Слушатели затаили дыхание. Пойтек на шаг подается вперед. Теперь он у самого края трибуны. Тут мне впервые бросается в глаза, что у Пойтека поседели виски.
— Слово принадлежит товарищу Пойтеку, — повторяет Фельнер.
— Товарищи…
Резко звучит голос Пойтека. Вялые слушатели вздрагивают — словно сквозь них пропустили электрический ток. Все глаза устремлены на Пойтека.
Резко звучит его голос, но слова его просты.
Он не говорит о мировой революции и не упоминает Маркса и Ленина.
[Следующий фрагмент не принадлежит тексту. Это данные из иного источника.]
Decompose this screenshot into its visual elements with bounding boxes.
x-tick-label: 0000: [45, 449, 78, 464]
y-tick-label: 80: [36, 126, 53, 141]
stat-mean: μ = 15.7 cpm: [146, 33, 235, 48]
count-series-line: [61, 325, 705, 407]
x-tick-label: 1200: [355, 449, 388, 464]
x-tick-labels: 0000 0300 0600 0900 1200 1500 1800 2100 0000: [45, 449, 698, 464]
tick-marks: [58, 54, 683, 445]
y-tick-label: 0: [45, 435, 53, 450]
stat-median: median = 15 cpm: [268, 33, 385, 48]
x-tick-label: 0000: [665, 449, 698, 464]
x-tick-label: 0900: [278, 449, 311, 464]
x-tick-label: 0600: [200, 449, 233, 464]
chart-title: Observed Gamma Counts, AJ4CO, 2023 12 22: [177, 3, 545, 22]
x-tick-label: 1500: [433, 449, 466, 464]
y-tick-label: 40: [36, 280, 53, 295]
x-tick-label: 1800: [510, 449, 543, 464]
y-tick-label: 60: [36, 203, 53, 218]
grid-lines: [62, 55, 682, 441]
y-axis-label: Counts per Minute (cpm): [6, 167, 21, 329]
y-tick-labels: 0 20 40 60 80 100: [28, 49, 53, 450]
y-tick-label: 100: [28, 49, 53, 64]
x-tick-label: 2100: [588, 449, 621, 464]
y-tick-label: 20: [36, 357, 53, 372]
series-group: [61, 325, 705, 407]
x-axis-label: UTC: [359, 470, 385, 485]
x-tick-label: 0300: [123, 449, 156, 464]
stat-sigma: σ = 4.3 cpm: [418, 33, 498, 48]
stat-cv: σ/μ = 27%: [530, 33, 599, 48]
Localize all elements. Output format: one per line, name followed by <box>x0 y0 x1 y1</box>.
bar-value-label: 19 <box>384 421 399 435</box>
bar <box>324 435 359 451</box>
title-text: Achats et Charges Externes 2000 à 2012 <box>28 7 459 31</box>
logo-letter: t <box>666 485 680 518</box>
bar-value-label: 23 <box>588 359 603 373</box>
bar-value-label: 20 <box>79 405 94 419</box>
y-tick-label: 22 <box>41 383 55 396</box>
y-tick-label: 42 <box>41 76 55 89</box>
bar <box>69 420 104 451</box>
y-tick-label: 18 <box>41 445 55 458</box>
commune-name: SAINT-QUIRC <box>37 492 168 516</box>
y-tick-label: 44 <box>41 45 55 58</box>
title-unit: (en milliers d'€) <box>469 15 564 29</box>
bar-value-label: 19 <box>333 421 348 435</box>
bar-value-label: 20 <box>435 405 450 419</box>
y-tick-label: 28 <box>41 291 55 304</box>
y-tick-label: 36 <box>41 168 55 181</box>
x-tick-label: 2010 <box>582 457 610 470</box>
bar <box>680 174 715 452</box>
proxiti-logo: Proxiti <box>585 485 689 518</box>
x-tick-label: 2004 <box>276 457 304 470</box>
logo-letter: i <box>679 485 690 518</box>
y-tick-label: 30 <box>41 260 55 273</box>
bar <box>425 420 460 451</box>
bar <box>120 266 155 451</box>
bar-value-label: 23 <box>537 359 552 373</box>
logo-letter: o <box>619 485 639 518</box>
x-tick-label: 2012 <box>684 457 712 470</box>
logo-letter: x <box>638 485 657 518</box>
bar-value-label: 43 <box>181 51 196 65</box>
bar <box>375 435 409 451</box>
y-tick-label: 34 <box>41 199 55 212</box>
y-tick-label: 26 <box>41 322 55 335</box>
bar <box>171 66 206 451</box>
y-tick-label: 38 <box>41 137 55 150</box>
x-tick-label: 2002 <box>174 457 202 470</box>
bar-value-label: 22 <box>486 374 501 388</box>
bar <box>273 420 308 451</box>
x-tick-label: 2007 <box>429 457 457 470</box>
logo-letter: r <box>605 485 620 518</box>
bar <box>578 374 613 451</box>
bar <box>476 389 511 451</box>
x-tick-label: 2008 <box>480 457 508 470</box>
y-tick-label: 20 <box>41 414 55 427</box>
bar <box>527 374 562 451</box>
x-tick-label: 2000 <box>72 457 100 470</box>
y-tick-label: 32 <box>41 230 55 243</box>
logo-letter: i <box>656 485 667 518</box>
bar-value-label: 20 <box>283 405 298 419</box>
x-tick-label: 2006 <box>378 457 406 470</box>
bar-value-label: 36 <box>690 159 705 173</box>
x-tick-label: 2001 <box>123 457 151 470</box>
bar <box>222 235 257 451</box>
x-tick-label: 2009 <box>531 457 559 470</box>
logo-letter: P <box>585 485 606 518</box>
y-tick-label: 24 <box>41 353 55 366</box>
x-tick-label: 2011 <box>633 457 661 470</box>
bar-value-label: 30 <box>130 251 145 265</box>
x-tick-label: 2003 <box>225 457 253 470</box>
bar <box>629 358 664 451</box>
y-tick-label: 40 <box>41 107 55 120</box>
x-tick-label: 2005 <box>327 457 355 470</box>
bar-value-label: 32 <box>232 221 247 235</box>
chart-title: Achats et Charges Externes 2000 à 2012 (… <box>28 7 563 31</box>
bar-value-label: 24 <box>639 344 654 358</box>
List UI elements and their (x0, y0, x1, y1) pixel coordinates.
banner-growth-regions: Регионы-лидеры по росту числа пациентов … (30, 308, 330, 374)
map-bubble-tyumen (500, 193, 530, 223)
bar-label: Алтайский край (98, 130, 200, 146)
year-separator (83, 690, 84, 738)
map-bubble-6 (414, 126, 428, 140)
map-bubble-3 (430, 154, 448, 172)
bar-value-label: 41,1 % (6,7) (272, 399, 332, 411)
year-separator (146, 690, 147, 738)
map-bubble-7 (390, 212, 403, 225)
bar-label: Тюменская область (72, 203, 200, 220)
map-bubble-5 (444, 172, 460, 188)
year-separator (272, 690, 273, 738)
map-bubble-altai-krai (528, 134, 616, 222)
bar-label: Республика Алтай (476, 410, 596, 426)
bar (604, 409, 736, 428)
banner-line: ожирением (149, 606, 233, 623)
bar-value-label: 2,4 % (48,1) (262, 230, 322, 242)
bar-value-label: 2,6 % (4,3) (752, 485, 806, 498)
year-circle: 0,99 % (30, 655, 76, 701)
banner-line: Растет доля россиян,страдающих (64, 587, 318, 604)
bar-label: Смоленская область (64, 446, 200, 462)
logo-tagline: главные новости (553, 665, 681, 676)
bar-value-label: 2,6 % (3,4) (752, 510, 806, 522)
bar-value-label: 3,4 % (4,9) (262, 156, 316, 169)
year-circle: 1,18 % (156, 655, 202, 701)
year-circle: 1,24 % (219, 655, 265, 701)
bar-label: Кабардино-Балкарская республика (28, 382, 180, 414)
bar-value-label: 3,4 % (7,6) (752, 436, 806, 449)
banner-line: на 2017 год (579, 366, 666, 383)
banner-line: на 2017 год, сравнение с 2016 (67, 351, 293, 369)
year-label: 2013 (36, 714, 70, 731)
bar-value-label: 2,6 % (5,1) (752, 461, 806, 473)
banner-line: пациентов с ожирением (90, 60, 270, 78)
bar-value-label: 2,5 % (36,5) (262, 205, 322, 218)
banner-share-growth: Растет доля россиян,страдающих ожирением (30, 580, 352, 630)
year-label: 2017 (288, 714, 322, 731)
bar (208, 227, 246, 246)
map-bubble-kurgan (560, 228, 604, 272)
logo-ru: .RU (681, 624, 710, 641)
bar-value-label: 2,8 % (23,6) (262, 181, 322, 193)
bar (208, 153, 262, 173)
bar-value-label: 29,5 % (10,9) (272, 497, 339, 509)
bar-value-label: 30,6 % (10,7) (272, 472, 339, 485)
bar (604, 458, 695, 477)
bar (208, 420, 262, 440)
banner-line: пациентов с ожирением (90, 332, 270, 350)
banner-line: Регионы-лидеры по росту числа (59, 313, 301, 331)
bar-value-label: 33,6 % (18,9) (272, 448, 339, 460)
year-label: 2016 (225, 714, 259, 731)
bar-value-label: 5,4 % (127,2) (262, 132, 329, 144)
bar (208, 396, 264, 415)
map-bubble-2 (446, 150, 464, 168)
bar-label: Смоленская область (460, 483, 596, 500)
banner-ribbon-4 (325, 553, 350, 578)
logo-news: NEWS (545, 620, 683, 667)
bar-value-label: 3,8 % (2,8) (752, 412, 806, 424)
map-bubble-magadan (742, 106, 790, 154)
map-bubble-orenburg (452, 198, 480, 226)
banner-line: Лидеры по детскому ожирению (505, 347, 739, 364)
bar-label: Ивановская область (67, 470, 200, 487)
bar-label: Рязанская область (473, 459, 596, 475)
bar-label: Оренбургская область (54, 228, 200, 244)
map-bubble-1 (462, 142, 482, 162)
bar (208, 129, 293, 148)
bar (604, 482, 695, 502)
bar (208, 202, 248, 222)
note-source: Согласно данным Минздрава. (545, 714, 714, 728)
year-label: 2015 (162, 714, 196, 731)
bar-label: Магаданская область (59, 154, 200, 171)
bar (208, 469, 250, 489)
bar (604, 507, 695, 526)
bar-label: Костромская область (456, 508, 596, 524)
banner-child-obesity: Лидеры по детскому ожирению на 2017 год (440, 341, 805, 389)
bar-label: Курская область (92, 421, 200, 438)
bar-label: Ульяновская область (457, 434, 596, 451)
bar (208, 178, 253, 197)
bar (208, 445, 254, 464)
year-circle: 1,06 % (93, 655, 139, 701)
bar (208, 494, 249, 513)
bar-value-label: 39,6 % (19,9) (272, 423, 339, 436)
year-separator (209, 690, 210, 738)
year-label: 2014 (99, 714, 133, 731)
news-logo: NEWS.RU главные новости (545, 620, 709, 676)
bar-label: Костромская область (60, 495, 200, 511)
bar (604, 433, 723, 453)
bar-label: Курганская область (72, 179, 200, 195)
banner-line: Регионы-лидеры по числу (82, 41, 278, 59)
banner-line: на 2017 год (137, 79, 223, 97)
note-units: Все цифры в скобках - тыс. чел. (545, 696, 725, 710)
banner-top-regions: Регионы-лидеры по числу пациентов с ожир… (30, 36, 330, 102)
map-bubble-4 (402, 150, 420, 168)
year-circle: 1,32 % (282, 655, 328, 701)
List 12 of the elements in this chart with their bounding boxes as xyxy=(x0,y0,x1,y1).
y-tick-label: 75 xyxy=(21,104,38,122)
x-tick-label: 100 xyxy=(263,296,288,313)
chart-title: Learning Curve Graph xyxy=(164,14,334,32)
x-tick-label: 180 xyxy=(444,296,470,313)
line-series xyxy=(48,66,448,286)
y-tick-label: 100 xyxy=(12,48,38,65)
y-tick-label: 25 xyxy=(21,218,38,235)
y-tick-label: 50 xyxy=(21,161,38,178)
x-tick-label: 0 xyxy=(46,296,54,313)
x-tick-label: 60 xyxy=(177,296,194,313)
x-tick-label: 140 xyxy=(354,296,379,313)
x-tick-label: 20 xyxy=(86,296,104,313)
— Дело в следующем. Мы должны, наконец, прямо поставить вопрос: выпустим ли мы из рук фабрики, выпустим ли из рук страну, выпустим ли из рук власть?
Он умолкает и ждет ответа.
Молчание.
Люди сидят, опустив головы.
Молчание. Пойтек тоже молчит. Он стоит неподвижно. Его добрые глаза лихорадочно блестят.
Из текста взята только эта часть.